Agentenschleuse in Nordhessen

      Agentenschleuse in Nordhessen

      Hallo an alle Interessierte der Sigint-Group,

      an der ehemaligen innerdeutschen Grenze existieren auch in Nordhessen noch interessante Überreste aus dem Kalten Krieg:

      Ein Kilometer langer Weg aus Betonplatten der mitten im Wald bei Hitzelrode in Nordhessen verläuft erinnert auch noch 25 Jahre nach der Wiedervereinigung an die frühere innerdeutsche Grenze. Man kann dort ein Stück des 3 Meter hohen und feinmaschigen Grenzzauns sehen. Einige Meter weiter versteckt ist noch ein Wasserrohr aus Beton das ca. einen halben Meter im Durchmesser hat zu finden. Diese Röhre war streng geheim und hatte einmal als Agentenschleuse gedient. Es ist ein nur wenige Meter langes Tunnelrohr das beim Zaunbau unter den Grenzzaun gelegt wurde und konnte sowohl als Wasserablauf für Regenfälle als auch zum Durchgang für Stasi-Agenten verwendet werden.

      Über eine solche Agentenschleuse konnten Ost-Spione die Zäune und das freie Feld ungesehen überwinden und kamen umgeben von Bäumen und Sträuchern noch auf DDR-Gebiet wenige Meter vor der Grenze zur Bundesrepublik wieder heraus. Von dort aus konnten sie dann z.B. in ein Cafe oder eine Kneipe gehen und die allgemeine Stimmung im Westen umbemerkt auskundschaften. Auf dem gleichen Weg konnten sie dann auch wieder genauso umbemerkt zurück in die DDR gelangen. Von den westlichen Grenzpatroullien waren diese Röhren nicht zu erkennen gewesen da die ostdeutsche Grenze ja nicht übertreten werden durfte.

      Die Schleuse bei Hitzelrode wurde erst (so wie andere auch) 1990 nach der Grenzöffnung entdeckt.
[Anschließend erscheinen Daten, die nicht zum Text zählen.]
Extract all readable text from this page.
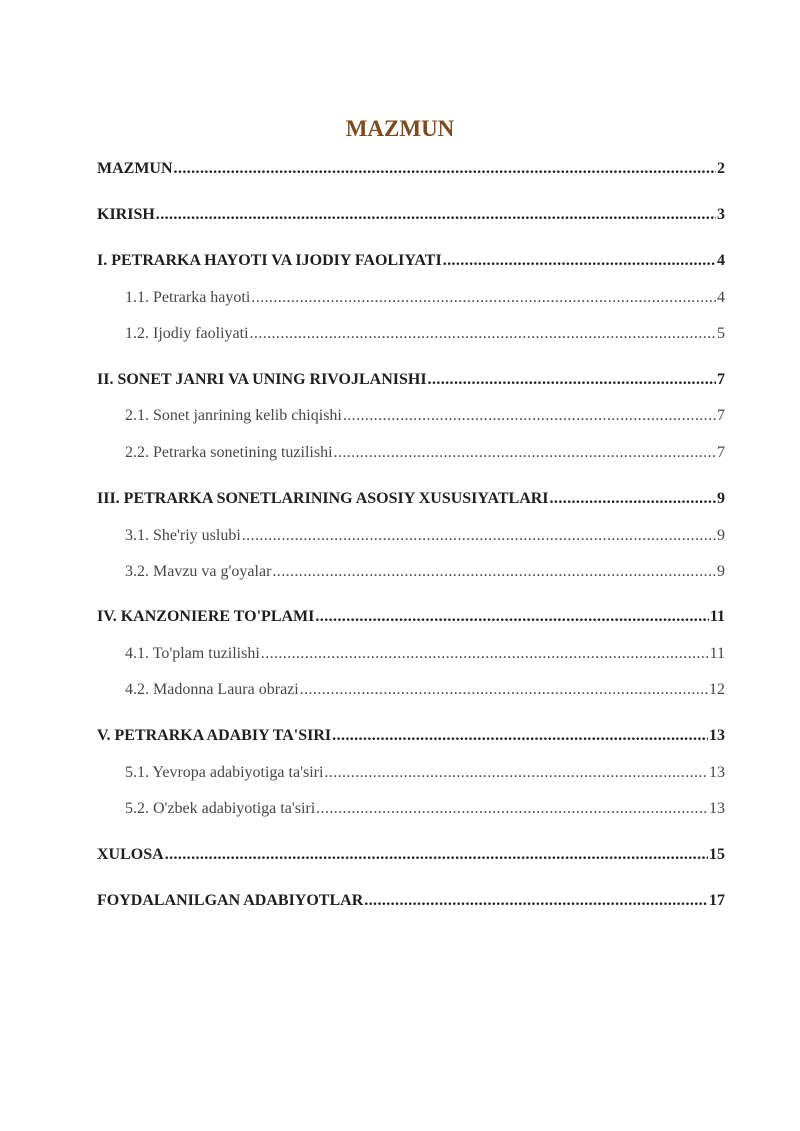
MAZMUN
MAZMUN .....	2
KIRISH .....	3
I. PETRARKA HAYOTI VA IJODIY FAOLIYATI .....	4
1.1. Petrarka hayoti .....	4
1.2. Ijodiy faoliyati .....	5
II. SONET JANRI VA UNING RIVOJLANISHI .....	7
2.1. Sonet janrining kelib chiqishi .....	7
2.2. Petrarka sonetining tuzilishi .....	7
III. PETRARKA SONETLARINING ASOSIY XUSUSIYATLARI .....	9
3.1. She'riy uslubi .....	9
3.2. Mavzu va g'oyalar .....	9
IV. KANZONIERE TO'PLAMI .....	11
4.1. To'plam tuzilishi .....	11
4.2. Madonna Laura obrazi .....	12
V. PETRARKA ADABIY TA'SIRI .....	13
5.1. Yevropa adabiyotiga ta'siri .....	13
5.2. O'zbek adabiyotiga ta'siri .....	13
XULOSA .....	15
FOYDALANILGAN ADABIYOTLAR .....	17
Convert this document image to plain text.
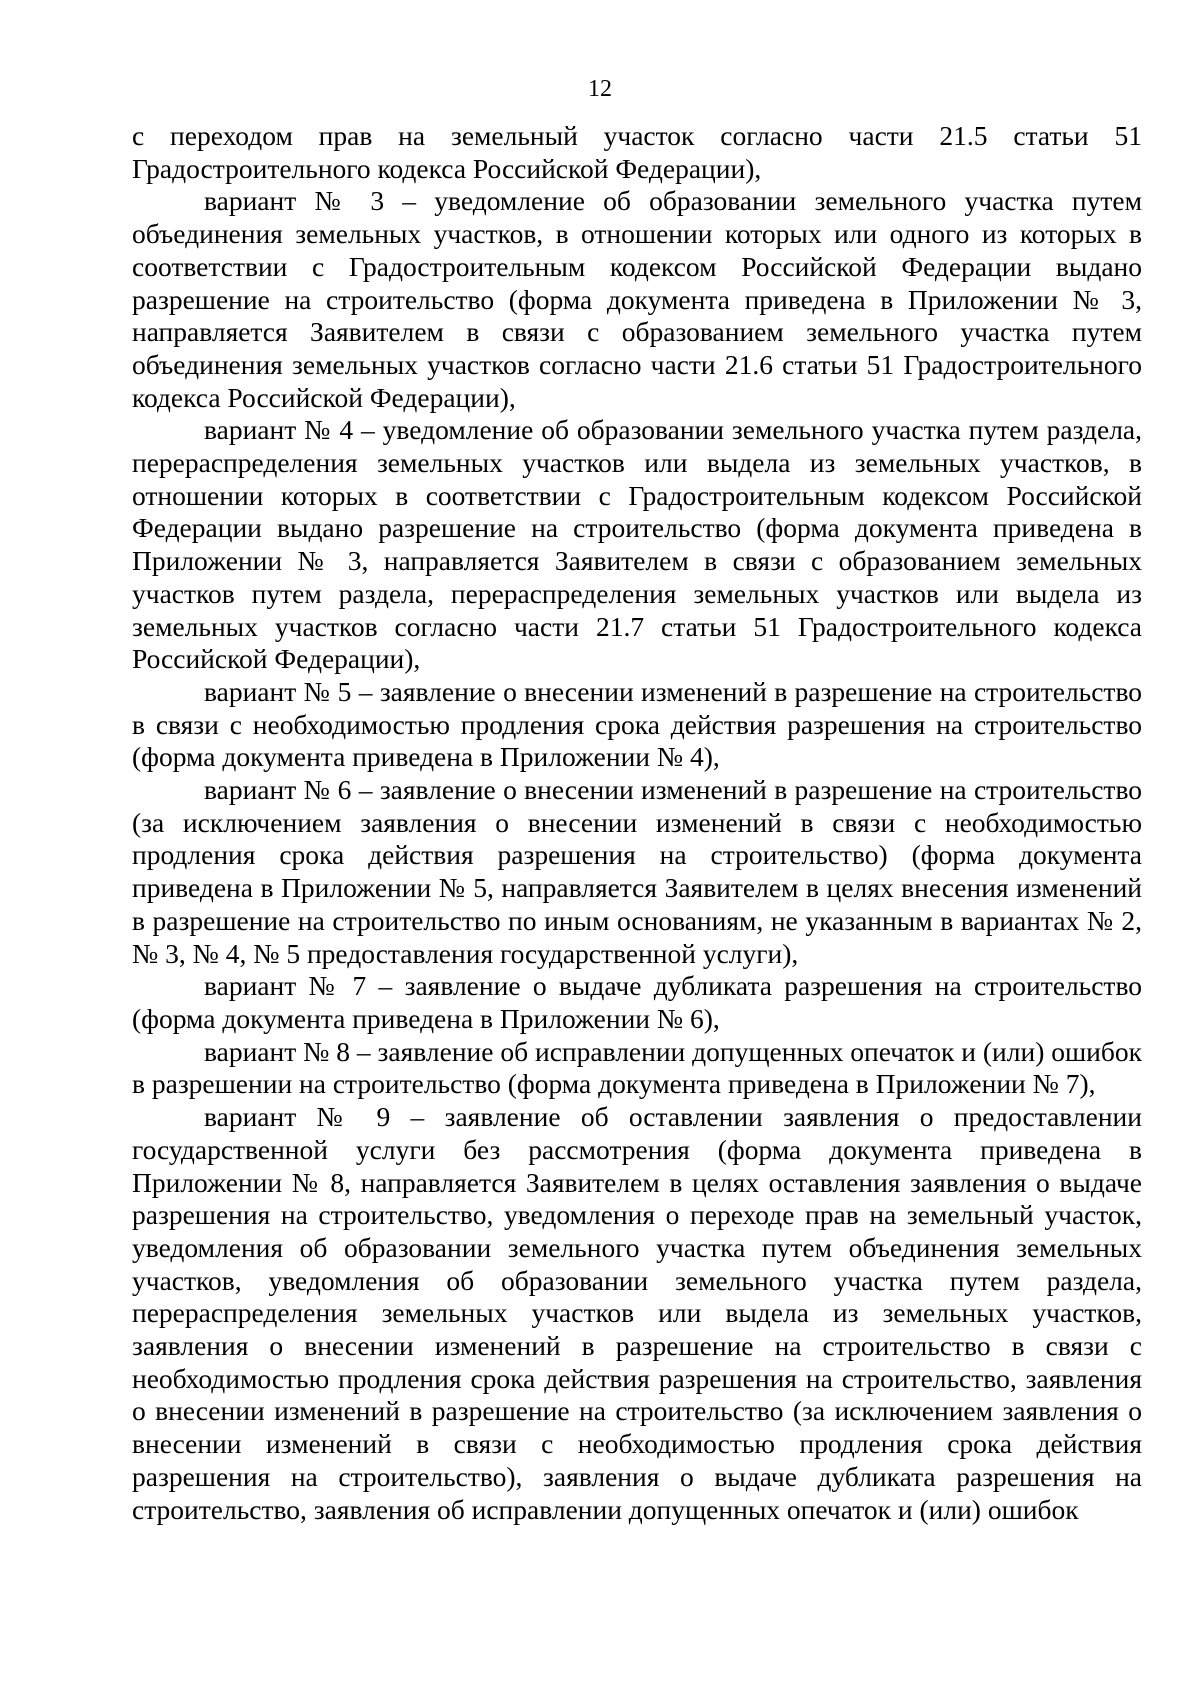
12

с переходом прав на земельный участок согласно части 21.5 статьи 51 Градостроительного кодекса Российской Федерации),

вариант № 3 – уведомление об образовании земельного участка путем объединения земельных участков, в отношении которых или одного из которых в соответствии с Градостроительным кодексом Российской Федерации выдано разрешение на строительство (форма документа приведена в Приложении № 3, направляется Заявителем в связи с образованием земельного участка путем объединения земельных участков согласно части 21.6 статьи 51 Градостроительного кодекса Российской Федерации),

вариант № 4 – уведомление об образовании земельного участка путем раздела, перераспределения земельных участков или выдела из земельных участков, в отношении которых в соответствии с Градостроительным кодексом Российской Федерации выдано разрешение на строительство (форма документа приведена в Приложении № 3, направляется Заявителем в связи с образованием земельных участков путем раздела, перераспределения земельных участков или выдела из земельных участков согласно части 21.7 статьи 51 Градостроительного кодекса Российской Федерации),

вариант № 5 – заявление о внесении изменений в разрешение на строительство в связи с необходимостью продления срока действия разрешения на строительство (форма документа приведена в Приложении № 4),

вариант № 6 – заявление о внесении изменений в разрешение на строительство (за исключением заявления о внесении изменений в связи с необходимостью продления срока действия разрешения на строительство) (форма документа приведена в Приложении № 5, направляется Заявителем в целях внесения изменений в разрешение на строительство по иным основаниям, не указанным в вариантах № 2, № 3, № 4, № 5 предоставления государственной услуги),

вариант № 7 – заявление о выдаче дубликата разрешения на строительство (форма документа приведена в Приложении № 6),

вариант № 8 – заявление об исправлении допущенных опечаток и (или) ошибок в разрешении на строительство (форма документа приведена в Приложении № 7),

вариант № 9 – заявление об оставлении заявления о предоставлении государственной услуги без рассмотрения (форма документа приведена в Приложении № 8, направляется Заявителем в целях оставления заявления о выдаче разрешения на строительство, уведомления о переходе прав на земельный участок, уведомления об образовании земельного участка путем объединения земельных участков, уведомления об образовании земельного участка путем раздела, перераспределения земельных участков или выдела из земельных участков, заявления о внесении изменений в разрешение на строительство в связи с необходимостью продления срока действия разрешения на строительство, заявления о внесении изменений в разрешение на строительство (за исключением заявления о внесении изменений в связи с необходимостью продления срока действия разрешения на строительство), заявления о выдаче дубликата разрешения на строительство, заявления об исправлении допущенных опечаток и (или) ошибок
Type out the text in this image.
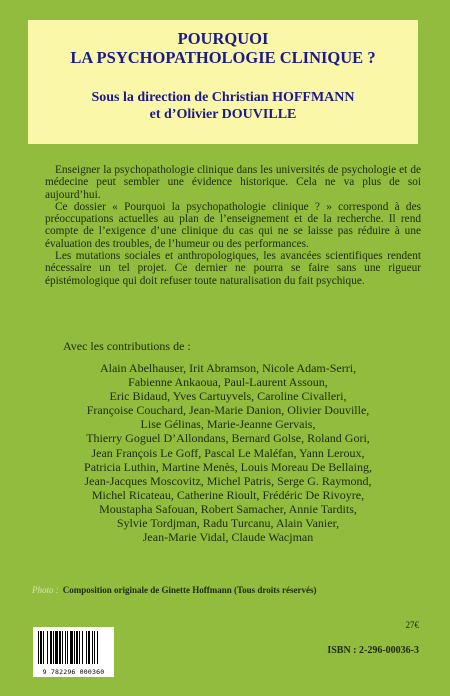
POURQUOI
LA PSYCHOPATHOLOGIE CLINIQUE ?
Sous la direction de Christian HOFFMANN
et d’Olivier DOUVILLE

Enseigner la psychopathologie clinique dans les universités de psychologie et de médecine peut sembler une évidence historique. Cela ne va plus de soi aujourd’hui.

Ce dossier « Pourquoi la psychopathologie clinique ? » correspond à des préoccupations actuelles au plan de l’enseignement et de la recherche. Il rend compte de l’exigence d’une clinique du cas qui ne se laisse pas réduire à une évaluation des troubles, de l’humeur ou des performances.

Les mutations sociales et anthropologiques, les avancées scientifiques rendent nécessaire un tel projet. Ce dernier ne pourra se faire sans une rigueur épistémologique qui doit refuser toute naturalisation du fait psychique.

Avec les contributions de :
Alain Abelhauser, Irit Abramson, Nicole Adam-Serri,
Fabienne Ankaoua, Paul-Laurent Assoun,
Eric Bidaud, Yves Cartuyvels, Caroline Civalleri,
Françoise Couchard, Jean-Marie Danion, Olivier Douville,
Lise Gélinas, Marie-Jeanne Gervais,
Thierry Goguel D’Allondans, Bernard Golse, Roland Gori,
Jean François Le Goff, Pascal Le Maléfan, Yann Leroux,
Patricia Luthin, Martine Menès, Louis Moreau De Bellaing,
Jean-Jacques Moscovitz, Michel Patris, Serge G. Raymond,
Michel Ricateau, Catherine Rioult, Frédéric De Rivoyre,
Moustapha Safouan, Robert Samacher, Annie Tardits,
Sylvie Tordjman, Radu Turcanu, Alain Vanier,
Jean-Marie Vidal, Claude Wacjman
Photo : Composition originale de Ginette Hoffmann (Tous droits réservés)
27€
ISBN : 2-296-00036-3
9 782296 000360
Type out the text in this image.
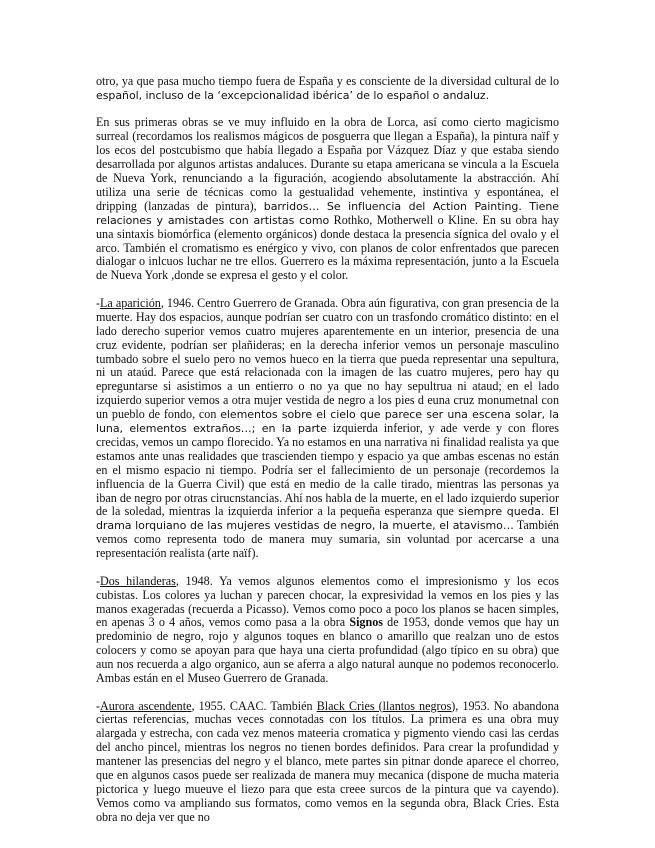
otro, ya que pasa mucho tiempo fuera de España y es consciente de la diversidad cultural de lo español, incluso de la ‘excepcionalidad ibérica’ de lo español o andaluz.

En sus primeras obras se ve muy influido en la obra de Lorca, así como cierto magicismo surreal (recordamos los realismos mágicos de posguerra que llegan a España), la pintura naïf y los ecos del postcubismo que había llegado a España por Vázquez Díaz y que estaba siendo desarrollada por algunos artistas andaluces. Durante su etapa americana se vincula a la Escuela de Nueva York, renunciando a la figuración, acogiendo absolutamente la abstracción. Ahí utiliza una serie de técnicas como la gestualidad vehemente, instintiva y espontánea, el dripping (lanzadas de pintura), barridos… Se influencia del Action Painting. Tiene relaciones y amistades con artistas como Rothko, Motherwell o Kline. En su obra hay una sintaxis biomórfica (elemento orgánicos) donde destaca la presencia sígnica del ovalo y el arco. También el cromatismo es enérgico y vivo, con planos de color enfrentados que parecen dialogar o inlcuos luchar ne tre ellos. Guerrero es la máxima representación, junto a la Escuela de Nueva York ,donde se expresa el gesto y el color.

-La aparición, 1946. Centro Guerrero de Granada. Obra aún figurativa, con gran presencia de la muerte. Hay dos espacios, aunque podrían ser cuatro con un trasfondo cromático distinto: en el lado derecho superior vemos cuatro mujeres aparentemente en un interior, presencia de una cruz evidente, podrían ser plañideras; en la derecha inferior vemos un personaje masculino tumbado sobre el suelo pero no vemos hueco en la tierra que pueda representar una sepultura, ni un ataúd. Parece que está relacionada con la imagen de las cuatro mujeres, pero hay qu epreguntarse si asistimos a un entierro o no ya que no hay sepultrua ni ataud; en el lado izquierdo superior vemos a otra mujer vestida de negro a los pies d euna cruz monumetnal con un pueblo de fondo, con elementos sobre el cielo que parece ser una escena solar, la luna, elementos extraños…; en la parte izquierda inferior, y ade verde y con flores crecidas, vemos un campo florecido. Ya no estamos en una narrativa ni finalidad realista ya que estamos ante unas realidades que trascienden tiempo y espacio ya que ambas escenas no están en el mismo espacio ni tiempo. Podría ser el fallecimiento de un personaje (recordemos la influencia de la Guerra Civil) que está en medio de la calle tirado, mientras las personas ya iban de negro por otras cirucnstancias. Ahí nos habla de la muerte, en el lado izquierdo superior de la soledad, mientras la izquierda inferior a la pequeña esperanza que siempre queda. El drama lorquiano de las mujeres vestidas de negro, la muerte, el atavismo… También vemos como representa todo de manera muy sumaria, sin voluntad por acercarse a una representación realista (arte naïf).

-Dos hilanderas, 1948. Ya vemos algunos elementos como el impresionismo y los ecos cubistas. Los colores ya luchan y parecen chocar, la expresividad la vemos en los pies y las manos exageradas (recuerda a Picasso). Vemos como poco a poco los planos se hacen simples, en apenas 3 o 4 años, vemos como pasa a la obra Signos de 1953, donde vemos que hay un predominio de negro, rojo y algunos toques en blanco o amarillo que realzan uno de estos colocers y como se apoyan para que haya una cierta profundidad (algo típico en su obra) que aun nos recuerda a algo organico, aun se aferra a algo natural aunque no podemos reconocerlo. Ambas están en el Museo Guerrero de Granada.

-Aurora ascendente, 1955. CAAC. También Black Cries (llantos negros), 1953. No abandona ciertas referencias, muchas veces connotadas con los títulos. La primera es una obra muy alargada y estrecha, con cada vez menos mateeria cromatica y pigmento viendo casi las cerdas del ancho pincel, mientras los negros no tienen bordes definidos. Para crear la profundidad y mantener las presencias del negro y el blanco, mete partes sin pitnar donde aparece el chorreo, que en algunos casos puede ser realizada de manera muy mecanica (dispone de mucha materia pictorica y luego mueuve el liezo para que esta creee surcos de la pintura que va cayendo). Vemos como va ampliando sus formatos, como vemos en la segunda obra, Black Cries. Esta obra no deja ver que no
Auch Wanderer können diese Agentenschleusen leicht übersehen. Daher hat man hierzu Hinweisschilder vom Dokumentationszentrum zur deutschen Nachkriegsgeschichte dort angebracht. Man kann davon ausgehen dass für die DDR-Spione sicherlich noch einige weitere Schleusen exsistiert haben: So z.B. auch in Wendehausen im Werratal. Auf Initiative des Heimatvereins Altenburschla (Hessen) hat der Heimatverein Wendehausen (Thüringen) diese Röhren-Enden wieder freigelegt.